In matrix terms, Eq. (7.8) can be written x = αAx + β1, (7.9) where 1
is the vector (1, 1, 1 . . .). Rearranging for x, we find that x = β(I
− αA)^{−1} · 1. As we have said, we normally don’t care about the
absolute magnitude of the centrality, only about which vertices have
high or low centrality values, so the overall multiplier β is
unimportant. For convenience we usually set β = 1, giving x = (I −
αA)^{−1} · 1. (7.10) This centrality measure was first proposed by Katz
in 1953 [169] and we will refer to it as the Katz centrality. The Katz
centrality differs from ordinary eigenvector centrality in the
important respect of having a free parameter α, which governs the
balance between the eigenvector term and the constant term in Eq.
(7.8). If we wish to make use of the Katz centrality we must first
choose a value for this constant. In doing so it is important to
understand that α cannot be arbitrarily large. If we let α → 0, then
only the constant term survives in Eq. (7.8) and all vertices have the
same centrality β (which we have set to 1). As we increase α from zero
the centralities increase and eventually there comes a point at which
they diverge. This happens at the point where (I − αA)^{−1} diverges in
Eq. (7.10), i.e., when det(I − αA) passes through zero. Rewriting this
condition as det(A − α^{−1}I) = 0, (7.11) we see that it is simply the
characteristic equation whose roots α^{−1} are equal to the eigenvalues
of the adjacency matrix. As α increases, the determinant first
crosses zero when α^{-1} = κ1, the largest eigenvalue of A, or
alternatively when α = 1/κ1. Thus, we should choose a value of α less
than this if we wish the expression for the centrality to converge

Now, what does it mean for centralities to diverge when the characteristic equation of the adjacency matrix is bigger than zero? I do not understand why we should pick a value of α < 1/κ1 when in a footnote to the above paragraph we read:

Formally one recovers finite values again when one moves past 1/κ1 to higher α, but in practice
these values are meaningless. The method returns good results only for α < 1/κ1.

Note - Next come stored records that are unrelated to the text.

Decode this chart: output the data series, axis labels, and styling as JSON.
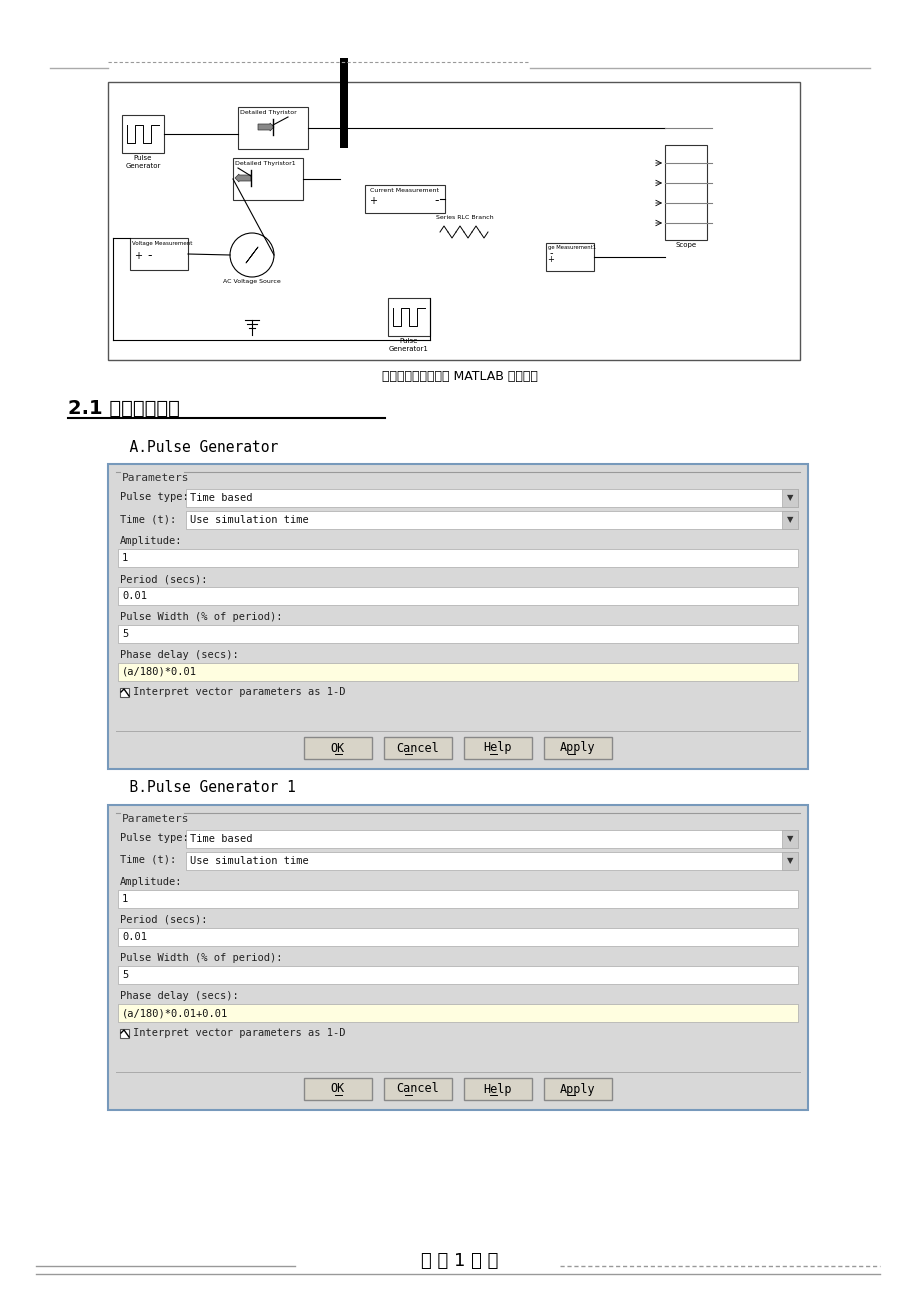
{
  "page_bg": "#ffffff",
  "caption": "单相交流调压电路的 MATLAB 俯真模型",
  "section_title": "2.1 模型参数设置",
  "subsection_A": "  A.Pulse Generator",
  "subsection_B": "  B.Pulse Generator 1",
  "dialog1_phase": "(a/180)*0.01",
  "dialog2_phase": "(a/180)*0.01+0.01",
  "dialog_fields_common": [
    {
      "row_type": "label_value",
      "label": "Pulse type:",
      "value": "Time based",
      "dropdown": true,
      "highlighted": false
    },
    {
      "row_type": "label_value",
      "label": "Time (t):",
      "value": "Use simulation time",
      "dropdown": true,
      "highlighted": false
    },
    {
      "row_type": "label_only",
      "label": "Amplitude:",
      "highlighted": false
    },
    {
      "row_type": "value_only",
      "value": "1",
      "dropdown": false,
      "highlighted": false
    },
    {
      "row_type": "label_only",
      "label": "Period (secs):",
      "highlighted": false
    },
    {
      "row_type": "value_only",
      "value": "0.01",
      "dropdown": false,
      "highlighted": false
    },
    {
      "row_type": "label_only",
      "label": "Pulse Width (% of period):",
      "highlighted": false
    },
    {
      "row_type": "value_only",
      "value": "5",
      "dropdown": false,
      "highlighted": false
    },
    {
      "row_type": "label_only",
      "label": "Phase delay (secs):",
      "highlighted": false
    }
  ],
  "checkbox_label": "Interpret vector parameters as 1-D",
  "buttons": [
    "OK",
    "Cancel",
    "Help",
    "Apply"
  ],
  "footer": "第 － 1 － 页"
}
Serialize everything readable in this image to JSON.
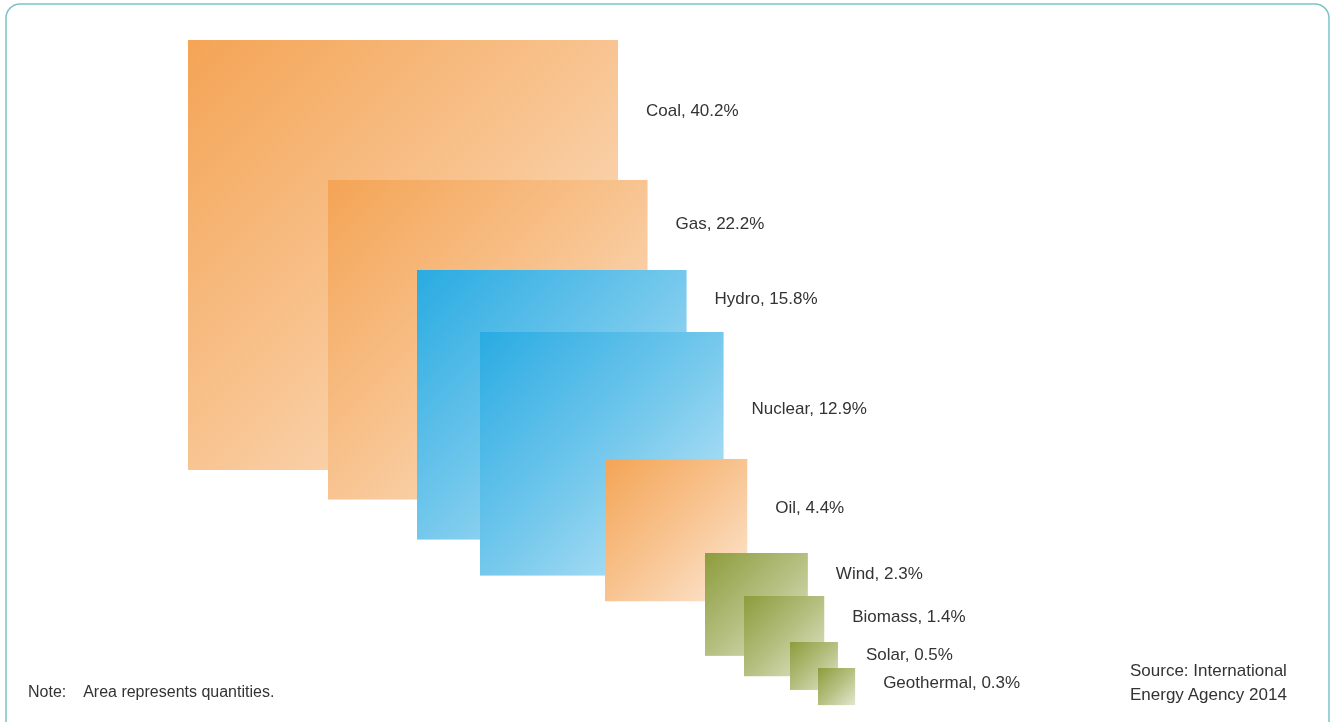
{
  "chart_data": {
    "type": "other",
    "values": [
      40.2,
      22.2,
      15.8,
      12.9,
      4.4,
      2.3,
      1.4,
      0.5,
      0.3
    ],
    "value_labels": [
      "Coal, 40.2%",
      "Gas, 22.2%",
      "Hydro, 15.8%",
      "Nuclear, 12.9%",
      "Oil, 4.4%",
      "Wind, 2.3%",
      "Biomass, 1.4%",
      "Solar, 0.5%",
      "Geothermal, 0.3%"
    ],
    "colors": [
      "#f4a455",
      "#f4a455",
      "#29abe2",
      "#29abe2",
      "#f4a455",
      "#8d9c3c",
      "#8d9c3c",
      "#8d9c3c",
      "#8d9c3c"
    ],
    "annotations": [
      "Note:    Area represents quantities.",
      "Source: International Energy Agency 2014"
    ]
  }
}
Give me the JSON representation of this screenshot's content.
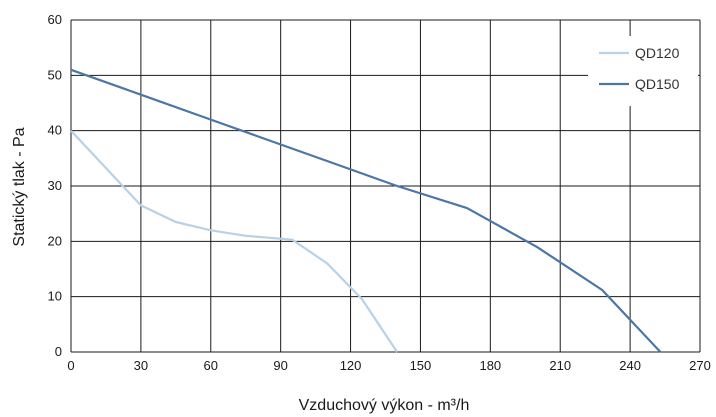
{
  "chart_data": {
    "type": "line",
    "xlabel": "Vzduchový výkon - m³/h",
    "ylabel": "Statický tlak - Pa",
    "xlim": [
      0,
      270
    ],
    "ylim": [
      0,
      60
    ],
    "x_ticks": [
      0,
      30,
      60,
      90,
      120,
      150,
      180,
      210,
      240,
      270
    ],
    "y_ticks": [
      0,
      10,
      20,
      30,
      40,
      50,
      60
    ],
    "grid": true,
    "legend": "top-right",
    "series": [
      {
        "name": "QD120",
        "color": "#b9d1e6",
        "x": [
          0,
          30,
          45,
          60,
          75,
          95,
          110,
          125,
          140
        ],
        "y": [
          40,
          26.5,
          23.5,
          22,
          21,
          20.3,
          16,
          9.5,
          0
        ]
      },
      {
        "name": "QD150",
        "color": "#4a76a8",
        "x": [
          0,
          30,
          60,
          90,
          120,
          140,
          170,
          200,
          228,
          253
        ],
        "y": [
          51,
          46.5,
          42,
          37.5,
          33,
          30,
          26,
          19,
          11.2,
          0
        ]
      }
    ]
  }
}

 A: I don't know if you ever found an answer to this. I came across your question when I was looking for one.
By diverges here, I think Newman just means doesn't make sense/ has infinitely many answers. So the equation $x= (I- \alpha A)^{-1} 1$ "diverges" when $(I- \alpha A)^{-1}$ doesn't make sense/ has infinitely many answers, since the vector $1$ makes sense always. This happens when we can solve for the inverse, i.e. when  $det( I- \alpha A)=0$.
As for the footnote. I believe he is just referring to a point he made a few pages back. Recall, he spoke about the Perron-Frobenius theorem which told us that only the largest eigenvalue would give us a result which made sense, since it was the only one that allow us that have all non-negative centrality scores. So if you choose bigger than $\frac{1}{\kappa_1}$ then you are heading towards the other eigenvalues and so your centralities will be negative and thus "these values are meaningless".
I stand to be corrected on any of this, but this is what I've been able to make sense of so far.
A: By diverging, Newman really means that if $\alpha$ is equal to the inverse of any eigenvalues of $A$, then some or all values of the vector $x$ may tend to infinity, i.e. diverge. You can see this as, in this case, when doing $\frac{1}{(I-\alpha A)}$ you are "dividing by zero" somewhere.
One should pick a value $\alpha<\kappa_1^{-1}$ because in this case, as $|\alpha A|<1$, we can express $(I-\alpha A)^{-1}$ as the Neumann series of $\alpha A$:
$$
(I-\alpha A)^{-1}=I + \alpha A + \alpha^2 A^2 + \alpha^3 A^3 + ...
$$
Hence
$$
x = \left(\sum_{\ell=0}^\infty\alpha^\ell A^\ell\right)\vec{1}.
$$
This gives a nice interpretation of the Katz centrality of a node $i$ as the weighted sum of all walks emanating from $i$, with the count for walks of length $\ell$ (given by $A^\ell$) weighted by a factor $\alpha^\ell$. This also shows you that all values of the Katz centrality will be positive (this is not guaranteed when $\alpha > \kappa_1^{-1}$).